FSF unterstützt Free-Ryzom-Kampagne
Nevrax ist zwar insolvent, das zuständige französische Gericht hat dem Unternehmen aber zugesichert, seine Geschäfte bis zum erfolgten Verkauf von Ryzom weiterführen zu können. Es gibt laut Nevrax mehrere Interessenten, die an dem Online-Rollenspiel interessiert sind. Wer neben den Initiatoren von "Free Ryzom" – darunter auch der ehemalige Nevrax-Mitarbeiter Xavier Antoviaque – am Kauf von Ryzom interessiert ist, wurde bisher nicht bekannt gegeben.
Nachdem es bereits einige Diskussionen um Formulierungen und Open-Source-Lizenzen für Ryzom gegeben hat, zu denen auch Richard Stallman einen Kommentar(öffnet im neuen Fenster) abgab, ist nun auch die freie Software fördernde Free Software Foundation (FSF) auf den Plan getreten. In einer gemeinsamen Pressemitteilung(öffnet im neuen Fenster) kündigten FSF und Free Ryzom an, dass die FSF die Kampagne offiziell mit einer Zusage von 60.000 US-Dollar – rund 45.000 Euro – unterstützen wird.

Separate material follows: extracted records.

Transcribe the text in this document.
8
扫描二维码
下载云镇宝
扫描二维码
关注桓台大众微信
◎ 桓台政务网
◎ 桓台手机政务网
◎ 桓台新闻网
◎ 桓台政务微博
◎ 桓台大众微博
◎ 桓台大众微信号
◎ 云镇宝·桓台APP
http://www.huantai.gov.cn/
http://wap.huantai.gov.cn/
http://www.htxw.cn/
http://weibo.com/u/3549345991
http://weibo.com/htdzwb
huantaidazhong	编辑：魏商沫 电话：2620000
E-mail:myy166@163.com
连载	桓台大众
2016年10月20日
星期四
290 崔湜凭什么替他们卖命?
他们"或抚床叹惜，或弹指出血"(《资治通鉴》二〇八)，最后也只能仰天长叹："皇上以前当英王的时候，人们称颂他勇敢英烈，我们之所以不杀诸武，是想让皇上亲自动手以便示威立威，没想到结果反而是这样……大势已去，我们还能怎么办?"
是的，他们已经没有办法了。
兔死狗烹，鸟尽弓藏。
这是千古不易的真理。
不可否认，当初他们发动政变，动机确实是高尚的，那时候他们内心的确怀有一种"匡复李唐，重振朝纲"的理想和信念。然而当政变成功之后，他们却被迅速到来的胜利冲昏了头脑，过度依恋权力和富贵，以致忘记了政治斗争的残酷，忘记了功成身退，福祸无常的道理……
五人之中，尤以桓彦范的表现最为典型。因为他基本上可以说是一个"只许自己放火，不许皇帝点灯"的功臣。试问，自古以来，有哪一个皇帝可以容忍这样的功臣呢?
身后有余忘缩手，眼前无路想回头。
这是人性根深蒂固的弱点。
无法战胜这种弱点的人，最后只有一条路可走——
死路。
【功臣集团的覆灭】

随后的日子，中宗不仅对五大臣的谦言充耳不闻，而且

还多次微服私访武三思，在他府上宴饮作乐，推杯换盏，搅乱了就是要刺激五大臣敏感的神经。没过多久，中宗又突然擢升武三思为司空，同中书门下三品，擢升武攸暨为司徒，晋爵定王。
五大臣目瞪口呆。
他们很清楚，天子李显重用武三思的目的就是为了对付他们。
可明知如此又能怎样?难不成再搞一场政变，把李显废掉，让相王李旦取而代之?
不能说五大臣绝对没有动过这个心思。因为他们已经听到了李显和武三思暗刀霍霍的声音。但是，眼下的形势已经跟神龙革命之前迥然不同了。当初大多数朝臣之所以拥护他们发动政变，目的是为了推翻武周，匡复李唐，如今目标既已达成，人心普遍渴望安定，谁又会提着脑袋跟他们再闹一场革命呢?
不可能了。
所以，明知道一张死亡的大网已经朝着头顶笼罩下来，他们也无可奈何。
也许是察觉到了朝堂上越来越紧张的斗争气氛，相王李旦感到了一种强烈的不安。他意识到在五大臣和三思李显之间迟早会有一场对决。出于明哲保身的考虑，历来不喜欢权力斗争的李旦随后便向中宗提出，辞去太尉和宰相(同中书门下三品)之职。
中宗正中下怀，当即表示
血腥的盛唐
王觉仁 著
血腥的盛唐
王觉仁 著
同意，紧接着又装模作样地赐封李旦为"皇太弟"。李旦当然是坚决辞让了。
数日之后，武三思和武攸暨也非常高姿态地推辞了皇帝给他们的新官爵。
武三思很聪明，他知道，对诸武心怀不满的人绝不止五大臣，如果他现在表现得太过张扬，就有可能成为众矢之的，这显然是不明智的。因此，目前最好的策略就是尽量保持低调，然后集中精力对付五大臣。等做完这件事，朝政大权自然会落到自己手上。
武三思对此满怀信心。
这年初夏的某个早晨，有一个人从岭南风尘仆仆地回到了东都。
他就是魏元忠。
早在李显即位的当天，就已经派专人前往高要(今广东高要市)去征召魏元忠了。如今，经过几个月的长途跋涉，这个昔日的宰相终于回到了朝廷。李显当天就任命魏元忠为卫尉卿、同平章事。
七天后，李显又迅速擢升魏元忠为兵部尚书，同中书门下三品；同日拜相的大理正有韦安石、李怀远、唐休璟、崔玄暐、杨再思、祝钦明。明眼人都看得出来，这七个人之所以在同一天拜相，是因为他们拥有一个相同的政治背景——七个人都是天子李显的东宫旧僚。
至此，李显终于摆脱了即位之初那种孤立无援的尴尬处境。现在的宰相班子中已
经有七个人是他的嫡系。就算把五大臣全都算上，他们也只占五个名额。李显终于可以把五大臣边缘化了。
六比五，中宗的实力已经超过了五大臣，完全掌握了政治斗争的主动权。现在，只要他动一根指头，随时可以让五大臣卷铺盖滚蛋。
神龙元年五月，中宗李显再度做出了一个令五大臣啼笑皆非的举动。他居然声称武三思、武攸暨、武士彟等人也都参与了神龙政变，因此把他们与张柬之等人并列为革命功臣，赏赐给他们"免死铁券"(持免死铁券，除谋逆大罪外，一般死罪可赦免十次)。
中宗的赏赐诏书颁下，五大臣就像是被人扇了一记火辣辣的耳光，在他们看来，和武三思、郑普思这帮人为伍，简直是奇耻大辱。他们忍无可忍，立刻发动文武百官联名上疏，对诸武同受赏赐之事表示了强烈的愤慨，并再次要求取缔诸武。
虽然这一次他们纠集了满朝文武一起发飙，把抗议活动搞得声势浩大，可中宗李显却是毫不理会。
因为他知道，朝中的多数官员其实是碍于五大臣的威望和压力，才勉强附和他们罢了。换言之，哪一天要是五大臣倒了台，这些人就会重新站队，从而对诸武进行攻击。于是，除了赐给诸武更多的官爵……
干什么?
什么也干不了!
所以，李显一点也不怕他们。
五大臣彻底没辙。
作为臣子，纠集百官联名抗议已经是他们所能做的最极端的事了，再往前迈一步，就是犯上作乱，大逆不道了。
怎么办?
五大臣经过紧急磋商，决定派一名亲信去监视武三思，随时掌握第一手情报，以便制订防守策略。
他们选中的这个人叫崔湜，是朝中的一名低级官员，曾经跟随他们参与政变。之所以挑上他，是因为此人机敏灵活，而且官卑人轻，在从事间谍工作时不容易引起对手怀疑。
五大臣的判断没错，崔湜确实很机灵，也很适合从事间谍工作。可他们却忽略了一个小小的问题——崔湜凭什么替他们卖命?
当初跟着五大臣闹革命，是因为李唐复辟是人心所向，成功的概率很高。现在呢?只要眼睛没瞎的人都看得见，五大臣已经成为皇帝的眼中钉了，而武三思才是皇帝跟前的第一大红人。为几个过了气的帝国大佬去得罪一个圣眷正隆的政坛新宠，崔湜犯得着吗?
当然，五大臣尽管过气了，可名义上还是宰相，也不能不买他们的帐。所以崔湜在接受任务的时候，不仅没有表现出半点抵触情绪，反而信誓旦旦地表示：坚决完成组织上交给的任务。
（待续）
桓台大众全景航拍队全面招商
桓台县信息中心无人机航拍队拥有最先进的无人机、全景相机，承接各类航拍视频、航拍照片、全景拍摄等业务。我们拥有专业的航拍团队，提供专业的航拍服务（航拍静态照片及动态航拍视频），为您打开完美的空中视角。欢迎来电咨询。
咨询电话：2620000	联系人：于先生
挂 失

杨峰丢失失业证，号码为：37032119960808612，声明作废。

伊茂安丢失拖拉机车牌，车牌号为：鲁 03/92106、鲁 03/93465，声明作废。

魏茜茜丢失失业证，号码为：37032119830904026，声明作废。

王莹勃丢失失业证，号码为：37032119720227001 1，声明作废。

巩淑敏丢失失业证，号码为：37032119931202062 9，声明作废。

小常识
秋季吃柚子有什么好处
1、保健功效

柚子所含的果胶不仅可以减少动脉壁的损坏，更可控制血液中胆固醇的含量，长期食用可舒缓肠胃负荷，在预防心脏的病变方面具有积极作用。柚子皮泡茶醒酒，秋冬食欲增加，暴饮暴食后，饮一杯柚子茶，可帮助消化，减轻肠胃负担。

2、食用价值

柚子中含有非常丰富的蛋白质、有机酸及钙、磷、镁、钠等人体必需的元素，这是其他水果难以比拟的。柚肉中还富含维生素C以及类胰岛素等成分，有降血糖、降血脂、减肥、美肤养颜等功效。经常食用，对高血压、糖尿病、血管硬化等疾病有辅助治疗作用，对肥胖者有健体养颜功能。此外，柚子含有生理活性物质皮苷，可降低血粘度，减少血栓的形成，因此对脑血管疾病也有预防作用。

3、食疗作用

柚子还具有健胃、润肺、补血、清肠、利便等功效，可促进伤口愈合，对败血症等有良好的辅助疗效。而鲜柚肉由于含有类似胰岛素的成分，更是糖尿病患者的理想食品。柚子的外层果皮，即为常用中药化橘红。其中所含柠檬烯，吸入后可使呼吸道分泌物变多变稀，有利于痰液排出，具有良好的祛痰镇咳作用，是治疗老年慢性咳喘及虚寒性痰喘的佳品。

Peter T. Brown, Leiter der FSF, sieht die Free-Ryzom-Kampagne als "ein Projekt mit hoher Priorität für die Freie-Software-Bewegung" . Ziel von Free Ryzom ist es, das Spiel als freie Software gemeinschaftlich weiter zu entwickeln. Im Rahmen der Kampagne ist geplant, das ganze Spiel unter den Bedingungen der GPL zu veröffentlichen. Die weiteren Inhalte wie Grafik und Sound sollen unter ähnliche freie Lizenzen gestellt werden.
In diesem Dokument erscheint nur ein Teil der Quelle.